Wire
Some Michigan homeowners can undo recent tax foreclosures in bankruptcy
Some Michigan homeowners who file Chapter 13 repayment bankruptcy soon after a tax foreclosure may still be able to unwind the county’s title transfer, giving them a narrow way to get their homes back.
Michigan homeowners who file a repayment bankruptcy soon after a tax-foreclosure deadline may still be able to get their homes back. The Sixth Circuit said Bay County’s title transfer to Carrie Reinhardt’s home can be undone if the filing came soon enough after the county took title.
In Reinhardt’s case, Bay County received title on March 31, 2022, after the foreclosure deadline had passed. Reinhardt filed Chapter 13 shortly afterward and asked the court to undo the transfer, arguing that the county should not get to keep the property simply because title had already changed hands.
When title is not the final word
The appeals court sided with Reinhardt and reversed, saying the transfer met the Bankruptcy Code’s preference rules under 11 U.S.C. § 547(b)(4) and 11 U.S.C. § 547(b)(5) as a matter of law. In plain terms, the court said the county’s title claim was not insulated from bankruptcy just because the foreclosure process had run far enough to put the property in the county’s name.

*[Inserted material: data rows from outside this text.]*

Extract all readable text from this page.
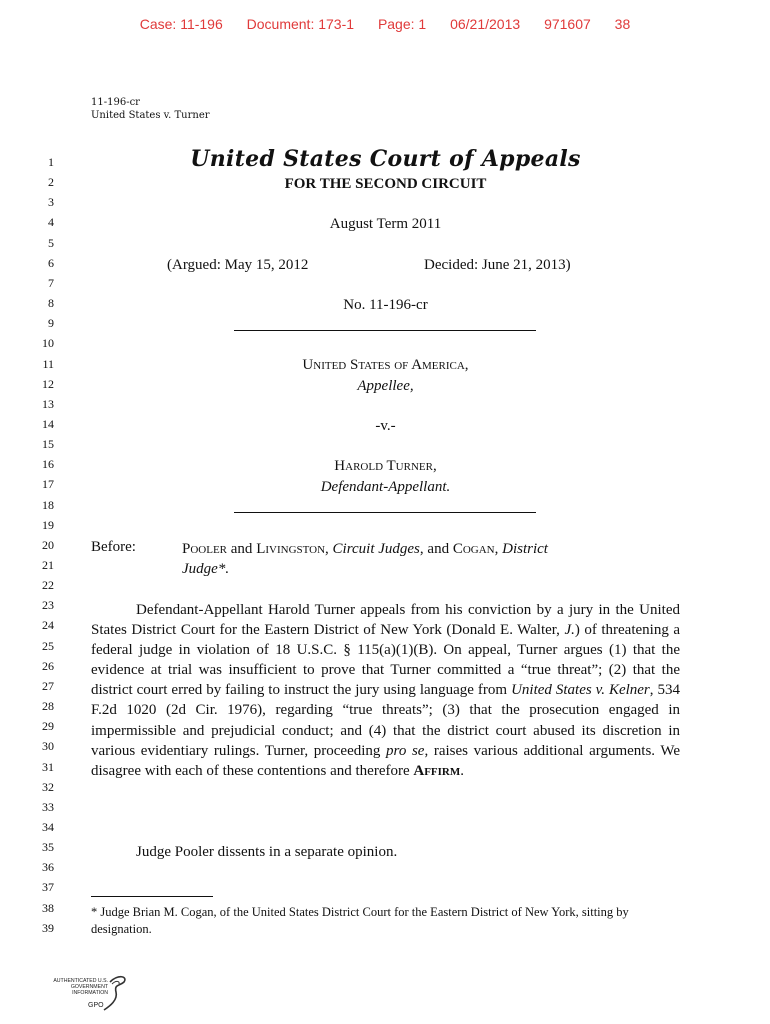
Case: 11-196 Document: 173-1 Page: 1 06/21/2013 971607 38
11-196-cr
United States v. Turner
1
2
3
4
5
6
7
8
9
10
11
12
13
14
15
16
17
18
19
20
21
22
23
24
25
26
27
28
29
30
31
32
33
34
35
36
37
38
39
United States Court of Appeals
FOR THE SECOND CIRCUIT
August Term 2011
(Argued: May 15, 2012	Decided: June 21, 2013)
No. 11-196-cr
United States of America,
Appellee,
-v.-
Harold Turner,
Defendant-Appellant.
Before:	Pooler and Livingston, Circuit Judges, and Cogan, District
Judge*.

Defendant-Appellant Harold Turner appeals from his conviction by a jury in the United States District Court for the Eastern District of New York (Donald E. Walter, J.) of threatening a federal judge in violation of 18 U.S.C. § 115(a)(1)(B). On appeal, Turner argues (1) that the evidence at trial was insufficient to prove that Turner committed a “true threat”; (2) that the district court erred by failing to instruct the jury using language from United States v. Kelner, 534 F.2d 1020 (2d Cir. 1976), regarding “true threats”; (3) that the prosecution engaged in impermissible and prejudicial conduct; and (4) that the district court abused its discretion in various evidentiary rulings. Turner, proceeding pro se, raises various additional arguments. We disagree with each of these contentions and therefore Affirm.

Judge Pooler dissents in a separate opinion.

* Judge Brian M. Cogan, of the United States District Court for the Eastern District of New York, sitting by designation.
AUTHENTICATED U.S. GOVERNMENT INFORMATION
GPO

That does not rewrite Michigan’s tax-foreclosure system wholesale. It does, though, give some Chapter 13 debtors a real argument that a recent transfer can be unwound if the timing lines up the way it did here. For homeowners who miss a foreclosure deadline and then move quickly into bankruptcy, that distinction can decide whether the house is gone for good or still within reach.